Дахиби съежился и поиграл бокалом, стараясь не выдавать тревоги.

– На здешнем причале я видел флотские суда, и большая часть торговцев тоже вооружена. Если астероид падет, все это достанется одержимым.

– Знаю. – Джошуа встретился взглядом с узловиком, отказываясь проявить снисхождение. – Нельзя гнать волну.

– Ага, это я уже слышал: внимания не привлекать, с туземцами не болтать, громко не пердеть... какого черта мы тут делаем, Джошуа? Зачем тебе понадобилось выслеживать Мейера?

– Надо с ним потолковать.

– Нам ты не доверяешь?

– Доверяю. И не бери меня на «слабо». Ты же знаешь, я все вам объясню, как только смогу. А пока лучше вам не знать. Ты-то мне веришь?

Дахиби скривил губы в усталой усмешке.

– На «слабо» берешь?

– Ага.

Официантка принесла им еще по бокалу. Пока она проталкивалась через толпу, Джошуа любовался ее ножками. Для него слишком, пожалуй, молода – шестнадцати нет... Потом он заметил у нее на лодыжке красный платочек. «Господи, не знаю, что хуже – ужасы одержания или убогие мечты полуночников».
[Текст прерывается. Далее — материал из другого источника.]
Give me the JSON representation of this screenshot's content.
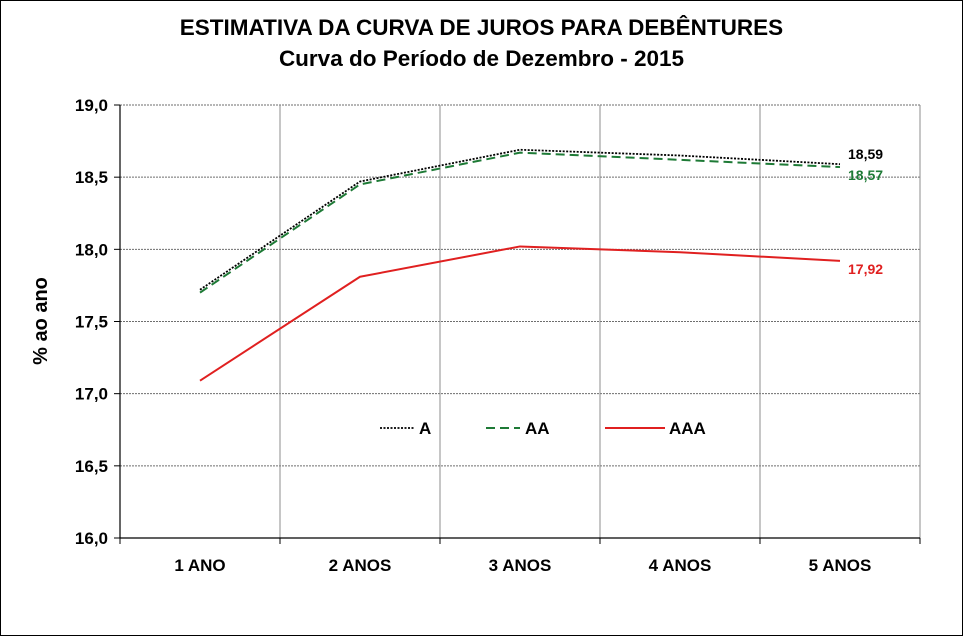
{
  "chart_data": {
    "type": "line",
    "title": "ESTIMATIVA DA CURVA DE JUROS PARA DEBÊNTURES",
    "subtitle": "Curva do Período de Dezembro - 2015",
    "ylabel": "% ao ano",
    "xlabel": "",
    "ylim": [
      16.0,
      19.0
    ],
    "ytick_step": 0.5,
    "ytick_labels": [
      "16,0",
      "16,5",
      "17,0",
      "17,5",
      "18,0",
      "18,5",
      "19,0"
    ],
    "categories": [
      "1 ANO",
      "2 ANOS",
      "3 ANOS",
      "4 ANOS",
      "5 ANOS"
    ],
    "grid": true,
    "legend_position": "center",
    "series": [
      {
        "name": "A",
        "values": [
          17.72,
          18.47,
          18.69,
          18.65,
          18.59
        ],
        "color": "#000000",
        "style": "dotted",
        "end_label": "18,59"
      },
      {
        "name": "AA",
        "values": [
          17.7,
          18.45,
          18.67,
          18.62,
          18.57
        ],
        "color": "#1e7a36",
        "style": "dashed",
        "end_label": "18,57"
      },
      {
        "name": "AAA",
        "values": [
          17.09,
          17.81,
          18.02,
          17.98,
          17.92
        ],
        "color": "#e02020",
        "style": "solid",
        "end_label": "17,92"
      }
    ]
  }
}
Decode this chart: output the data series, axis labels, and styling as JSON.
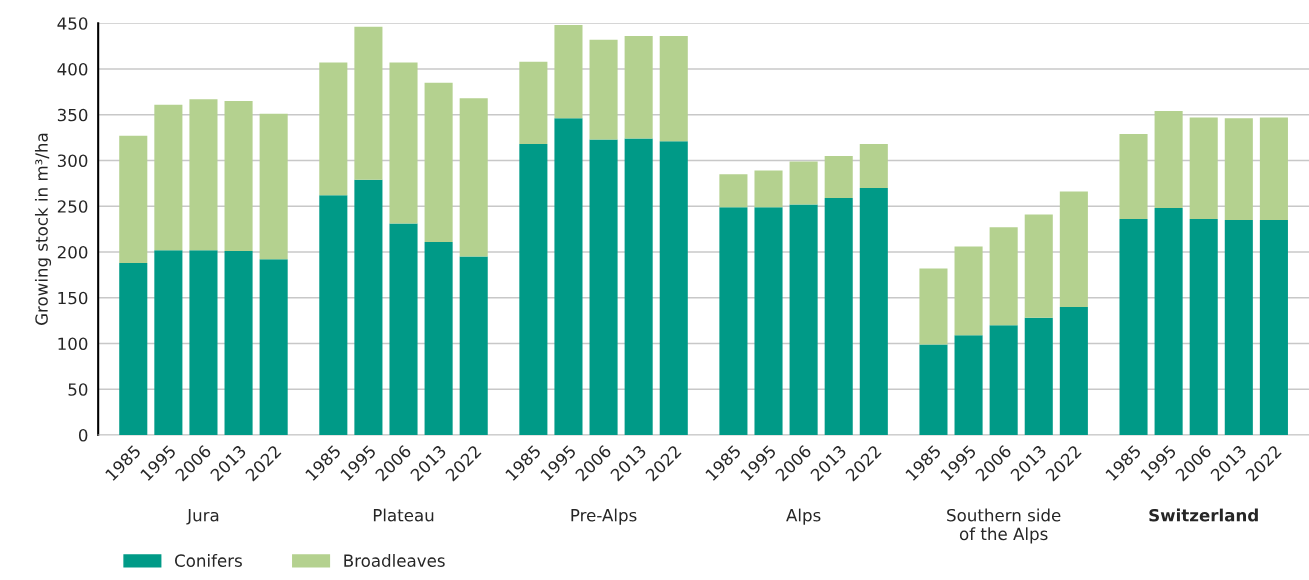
{
  "chart_data": {
    "type": "bar",
    "stacked": true,
    "ylabel": "Growing stock in m³/ha",
    "categories": [
      "1985",
      "1995",
      "2006",
      "2013",
      "2022",
      "1985",
      "1995",
      "2006",
      "2013",
      "2022",
      "1985",
      "1995",
      "2006",
      "2013",
      "2022",
      "1985",
      "1995",
      "2006",
      "2013",
      "2022",
      "1985",
      "1995",
      "2006",
      "2013",
      "2022",
      "1985",
      "1995",
      "2006",
      "2013",
      "2022"
    ],
    "series": [
      {
        "name": "Conifers",
        "color": "#009a87",
        "values": [
          188,
          202,
          202,
          201,
          192,
          262,
          279,
          231,
          211,
          195,
          318,
          346,
          323,
          324,
          321,
          249,
          249,
          252,
          259,
          270,
          99,
          109,
          120,
          128,
          140,
          236,
          248,
          236,
          235,
          235
        ]
      },
      {
        "name": "Broadleaves",
        "color": "#b4d18f",
        "values": [
          139,
          159,
          165,
          164,
          159,
          145,
          167,
          176,
          174,
          173,
          90,
          102,
          109,
          112,
          115,
          36,
          40,
          47,
          46,
          48,
          83,
          97,
          107,
          113,
          126,
          93,
          106,
          111,
          111,
          112
        ]
      }
    ],
    "annotations": [
      "Jura",
      "Plateau",
      "Pre-Alps",
      "Alps",
      "Southern side\nof the Alps",
      "Switzerland"
    ],
    "ylim": [
      0,
      450
    ],
    "yticks": [
      0,
      50,
      100,
      150,
      200,
      250,
      300,
      350,
      400,
      450
    ],
    "grid": "y",
    "legend": "bottom left"
  }
}
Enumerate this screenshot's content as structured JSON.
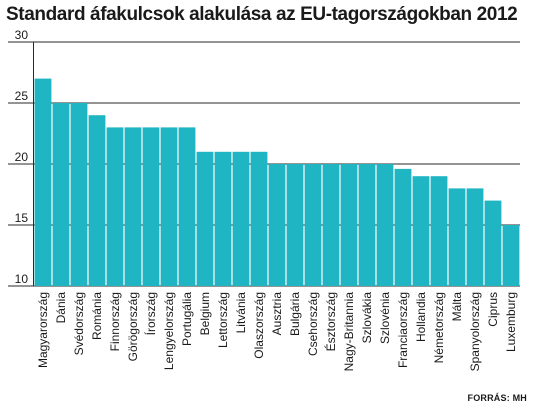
{
  "chart_data": {
    "type": "bar",
    "title": "Standard áfakulcsok alakulása az EU-tagországokban 2012",
    "xlabel": "",
    "ylabel": "",
    "ylim": [
      10,
      30
    ],
    "yticks": [
      "10",
      "15",
      "20",
      "25",
      "30"
    ],
    "grid": true,
    "bar_color": "#1fb5c3",
    "categories": [
      "Magyarország",
      "Dánia",
      "Svédország",
      "Románia",
      "Finnország",
      "Görögország",
      "Írország",
      "Lengyelország",
      "Portugália",
      "Belgium",
      "Lettország",
      "Litvánia",
      "Olaszország",
      "Ausztria",
      "Bulgária",
      "Csehország",
      "Észtország",
      "Nagy-Britannia",
      "Szlovákia",
      "Szlovénia",
      "Franciaország",
      "Hollandia",
      "Németország",
      "Málta",
      "Spanyolország",
      "Ciprus",
      "Luxemburg"
    ],
    "values": [
      27,
      25,
      25,
      24,
      23,
      23,
      23,
      23,
      23,
      21,
      21,
      21,
      21,
      20,
      20,
      20,
      20,
      20,
      20,
      20,
      19.6,
      19,
      19,
      18,
      18,
      17,
      15
    ]
  },
  "source": "FORRÁS: MH"
}
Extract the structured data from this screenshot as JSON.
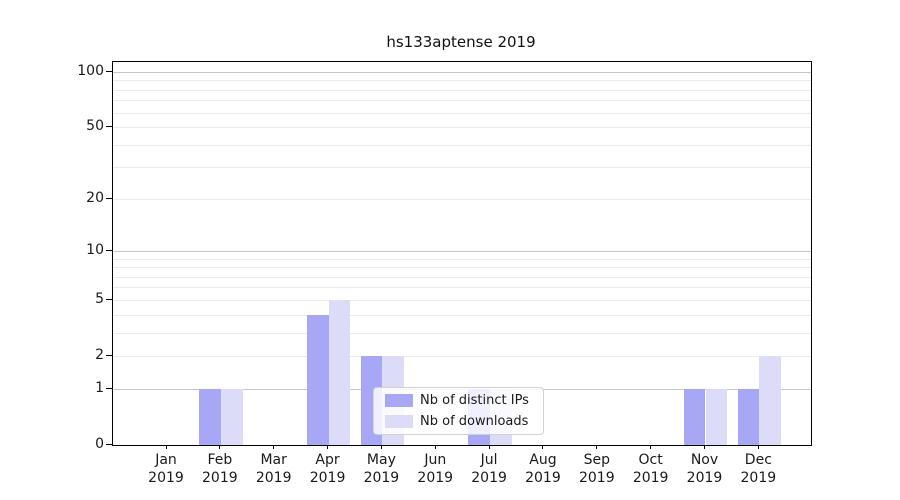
{
  "chart_data": {
    "type": "bar",
    "title": "hs133aptense 2019",
    "categories": [
      "Jan",
      "Feb",
      "Mar",
      "Apr",
      "May",
      "Jun",
      "Jul",
      "Aug",
      "Sep",
      "Oct",
      "Nov",
      "Dec"
    ],
    "x_year_label": "2019",
    "series": [
      {
        "name": "Nb of distinct IPs",
        "color": "#a7a7f5",
        "values": [
          0,
          1,
          0,
          4,
          2,
          0,
          1,
          0,
          0,
          0,
          1,
          1
        ]
      },
      {
        "name": "Nb of downloads",
        "color": "#dcdcf9",
        "values": [
          0,
          1,
          0,
          5,
          2,
          0,
          1,
          0,
          0,
          0,
          1,
          2
        ]
      }
    ],
    "yscale": "log1p",
    "ylim": [
      0,
      112
    ],
    "ytick_values": [
      0,
      1,
      2,
      5,
      10,
      20,
      50,
      100
    ],
    "ytick_labels": [
      "0",
      "1",
      "2",
      "5",
      "10",
      "20",
      "50",
      "100"
    ],
    "decade_grid_values": [
      1,
      10,
      100
    ],
    "minor_grid_values": [
      2,
      3,
      4,
      5,
      6,
      7,
      8,
      9,
      20,
      30,
      40,
      50,
      60,
      70,
      80,
      90
    ],
    "grid": "on",
    "legend_position": "lower center",
    "colors": {
      "decade_grid": "#c6c6c6",
      "minor_grid": "#eaeaea",
      "axis": "#000000",
      "text": "#1a1a1a",
      "legend_border": "#d2d2d2",
      "legend_bg": "rgba(255,255,255,0.82)"
    }
  }
}
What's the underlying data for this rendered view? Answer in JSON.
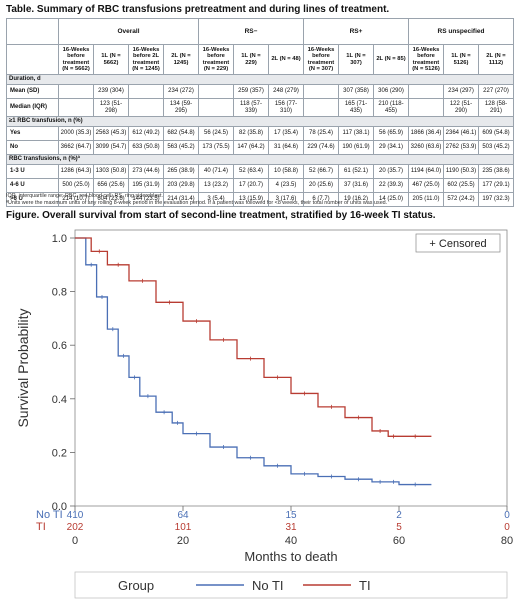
{
  "table": {
    "caption": "Table. Summary of RBC transfusions pretreatment and during lines of treatment.",
    "groups": [
      "Overall",
      "RS−",
      "RS+",
      "RS unspecified"
    ],
    "subheaders": [
      "16-Weeks before treatment (N = 5662)",
      "1L (N = 5662)",
      "16-Weeks before 2L treatment (N = 1245)",
      "2L (N = 1245)",
      "16-Weeks before treatment (N = 229)",
      "1L (N = 229)",
      "2L (N = 48)",
      "16-Weeks before treatment (N = 307)",
      "1L (N = 307)",
      "2L (N = 85)",
      "16-Weeks before treatment (N = 5126)",
      "1L (N = 5126)",
      "2L (N = 1112)"
    ],
    "sections": [
      {
        "title": "Duration, d",
        "rows": [
          {
            "label": "Mean (SD)",
            "cells": [
              "",
              "239 (304)",
              "",
              "234 (272)",
              "",
              "259 (357)",
              "248 (279)",
              "",
              "307 (358)",
              "306 (290)",
              "",
              "234 (297)",
              "227 (270)"
            ]
          },
          {
            "label": "Median (IQR)",
            "cells": [
              "",
              "123 (51-298)",
              "",
              "134 (59-295)",
              "",
              "118 (57-339)",
              "156 (77-310)",
              "",
              "165 (71-435)",
              "210 (118-455)",
              "",
              "122 (51-290)",
              "128 (58-291)"
            ]
          }
        ]
      },
      {
        "title": "≥1 RBC transfusion, n (%)",
        "rows": [
          {
            "label": "Yes",
            "cells": [
              "2000 (35.3)",
              "2563 (45.3)",
              "612 (49.2)",
              "682 (54.8)",
              "56 (24.5)",
              "82 (35.8)",
              "17 (35.4)",
              "78 (25.4)",
              "117 (38.1)",
              "56 (65.9)",
              "1866 (36.4)",
              "2364 (46.1)",
              "609 (54.8)"
            ]
          },
          {
            "label": "No",
            "cells": [
              "3662 (64.7)",
              "3099 (54.7)",
              "633 (50.8)",
              "563 (45.2)",
              "173 (75.5)",
              "147 (64.2)",
              "31 (64.6)",
              "229 (74.6)",
              "190 (61.9)",
              "29 (34.1)",
              "3260 (63.6)",
              "2762 (53.9)",
              "503 (45.2)"
            ]
          }
        ]
      },
      {
        "title": "RBC transfusions, n (%)ª",
        "rows": [
          {
            "label": "1-3 U",
            "cells": [
              "1286 (64.3)",
              "1303 (50.8)",
              "273 (44.6)",
              "265 (38.9)",
              "40 (71.4)",
              "52 (63.4)",
              "10 (58.8)",
              "52 (66.7)",
              "61 (52.1)",
              "20 (35.7)",
              "1194 (64.0)",
              "1190 (50.3)",
              "235 (38.6)"
            ]
          },
          {
            "label": "4-6 U",
            "cells": [
              "500 (25.0)",
              "656 (25.6)",
              "195 (31.9)",
              "203 (29.8)",
              "13 (23.2)",
              "17 (20.7)",
              "4 (23.5)",
              "20 (25.6)",
              "37 (31.6)",
              "22 (39.3)",
              "467 (25.0)",
              "602 (25.5)",
              "177 (29.1)"
            ]
          },
          {
            "label": ">6 U",
            "cells": [
              "214 (10.7)",
              "604 (23.6)",
              "144 (23.5)",
              "214 (31.4)",
              "3 (5.4)",
              "13 (15.9)",
              "3 (17.6)",
              "6 (7.7)",
              "19 (16.2)",
              "14 (25.0)",
              "205 (11.0)",
              "572 (24.2)",
              "197 (32.3)"
            ]
          }
        ]
      }
    ],
    "footnotes": [
      "IQR, interquartile range; RBC, red blood cell; RS, ring sideroblast.",
      "ªUnits were the maximum units of any rolling 8-week period in the evaluation period. If a patient was followed for <8 weeks, their total number of units was used."
    ]
  },
  "figure": {
    "caption": "Figure. Overall survival from start of second-line treatment, stratified by 16-week TI status."
  },
  "chart_data": {
    "type": "line",
    "title": "",
    "xlabel": "Months to death",
    "ylabel": "Survival Probability",
    "xlim": [
      0,
      80
    ],
    "ylim": [
      0,
      1
    ],
    "xticks": [
      0,
      20,
      40,
      60,
      80
    ],
    "yticks": [
      "0.0",
      "0.2",
      "0.4",
      "0.6",
      "0.8",
      "1.0"
    ],
    "legend_inset": "+ Censored",
    "legend_title": "Group",
    "grid": false,
    "series": [
      {
        "name": "No TI",
        "color": "#4a6fb5",
        "x": [
          0,
          2,
          4,
          6,
          8,
          10,
          12,
          15,
          18,
          20,
          25,
          30,
          35,
          40,
          45,
          50,
          55,
          58,
          60,
          66
        ],
        "y": [
          1.0,
          0.9,
          0.78,
          0.66,
          0.56,
          0.48,
          0.41,
          0.35,
          0.31,
          0.27,
          0.22,
          0.18,
          0.15,
          0.12,
          0.11,
          0.1,
          0.09,
          0.09,
          0.08,
          0.08
        ]
      },
      {
        "name": "TI",
        "color": "#b83c32",
        "x": [
          0,
          3,
          6,
          10,
          15,
          20,
          25,
          30,
          35,
          40,
          45,
          50,
          55,
          58,
          60,
          66
        ],
        "y": [
          1.0,
          0.95,
          0.9,
          0.84,
          0.76,
          0.69,
          0.62,
          0.55,
          0.48,
          0.42,
          0.37,
          0.33,
          0.28,
          0.26,
          0.26,
          0.26
        ]
      }
    ],
    "at_risk": {
      "times": [
        0,
        20,
        40,
        60,
        80
      ],
      "rows": [
        {
          "name": "No TI",
          "counts": [
            "410",
            "64",
            "15",
            "2",
            "0"
          ]
        },
        {
          "name": "TI",
          "counts": [
            "202",
            "101",
            "31",
            "5",
            "0"
          ]
        }
      ]
    }
  }
}
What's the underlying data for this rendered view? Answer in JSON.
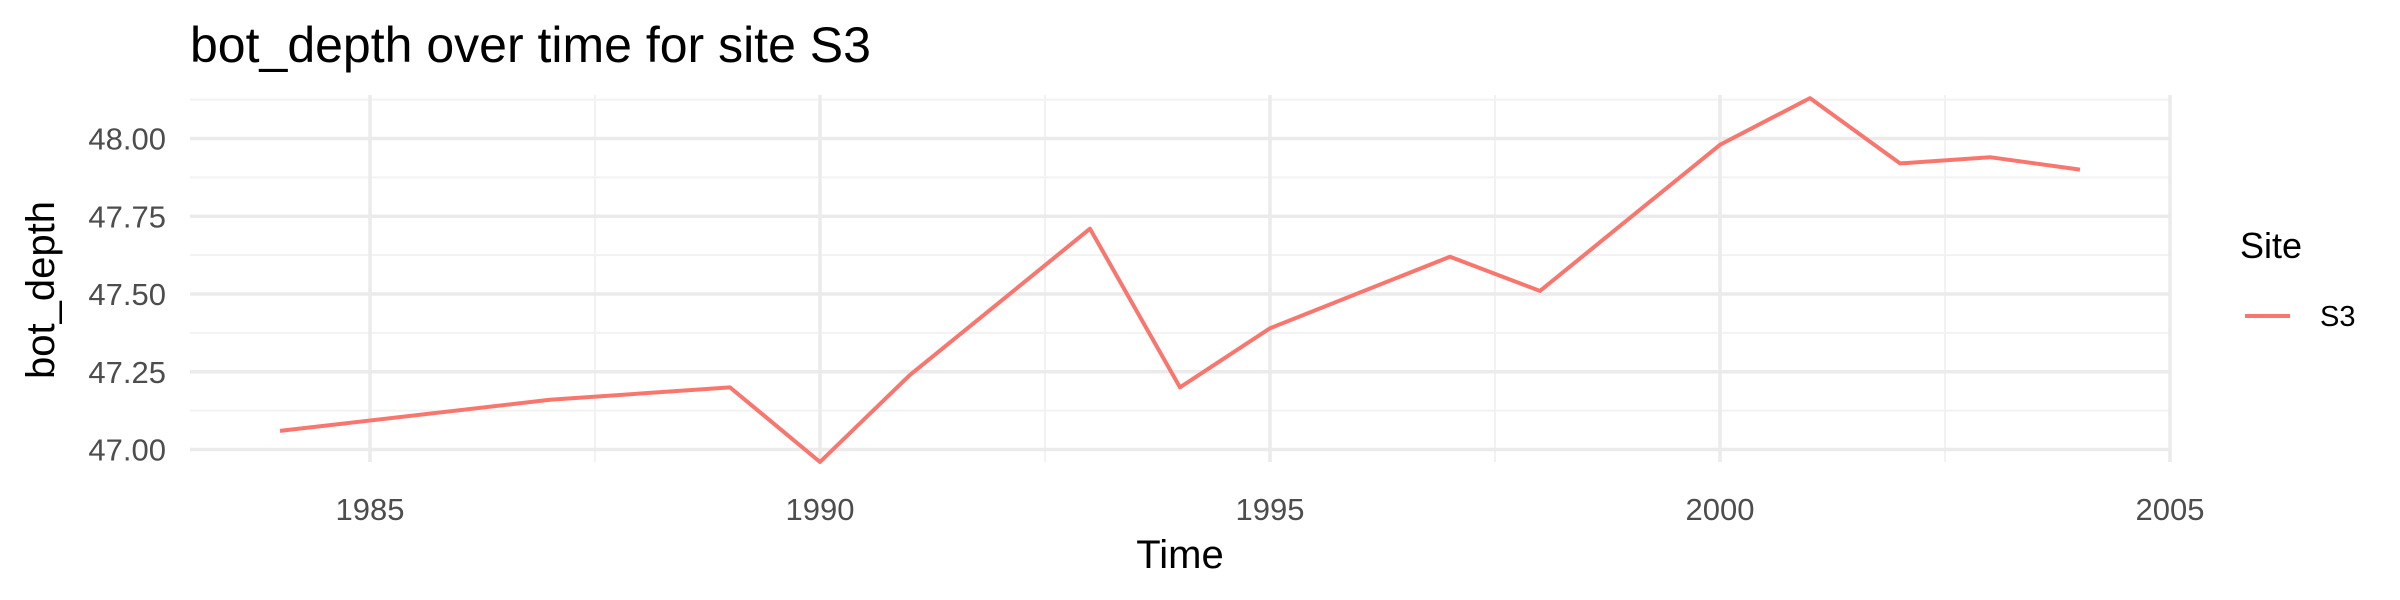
{
  "chart_data": {
    "type": "line",
    "title": "bot_depth over time for site S3",
    "xlabel": "Time",
    "ylabel": "bot_depth",
    "xlim": [
      1983,
      2005
    ],
    "ylim": [
      46.96,
      48.14
    ],
    "x_ticks": [
      1985,
      1990,
      1995,
      2000,
      2005
    ],
    "y_ticks": [
      47.0,
      47.25,
      47.5,
      47.75,
      48.0
    ],
    "x_tick_labels": [
      "1985",
      "1990",
      "1995",
      "2000",
      "2005"
    ],
    "y_tick_labels": [
      "47.00",
      "47.25",
      "47.50",
      "47.75",
      "48.00"
    ],
    "grid": true,
    "legend": {
      "title": "Site",
      "position": "right"
    },
    "series": [
      {
        "name": "S3",
        "color": "#f8766d",
        "x": [
          1984,
          1987,
          1989,
          1990,
          1991,
          1993,
          1994,
          1995,
          1997,
          1998,
          2000,
          2001,
          2002,
          2003,
          2004
        ],
        "values": [
          47.06,
          47.16,
          47.2,
          46.96,
          47.24,
          47.71,
          47.2,
          47.39,
          47.62,
          47.51,
          47.98,
          48.13,
          47.92,
          47.94,
          47.9
        ]
      }
    ]
  }
}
В первый раз посмотрев запись с Валиска, он испытал настоящий шок. Мэри Скиббоу, одержанная, заманивающая на погибель наивных юнцов. Такая была славная девочка – красавица, умница, характер крепче карботаниевого композита. Если смогли сломать и ее, то сломают кого угодно. Эхо Лалонда еще раскатывалось по Вселенной.

– Капитан... – предупредила Болью.

Джошуа и сам заметил, что к ним приближается Буна. Тот с улыбкой присел за их столик. Казалось, что он вовсе не боится... впрочем, как узнал Джошуа, порасспросив коллег-капитанов, для Буны Мабаки такие операции были не впервой.

– Добрый день, капитан, – вежливо поприветствовал его Буна. – Смогли уже загрузиться?

– Частично, – ответил Джошуа. – Надеюсь, вы смогли добыть и остальное?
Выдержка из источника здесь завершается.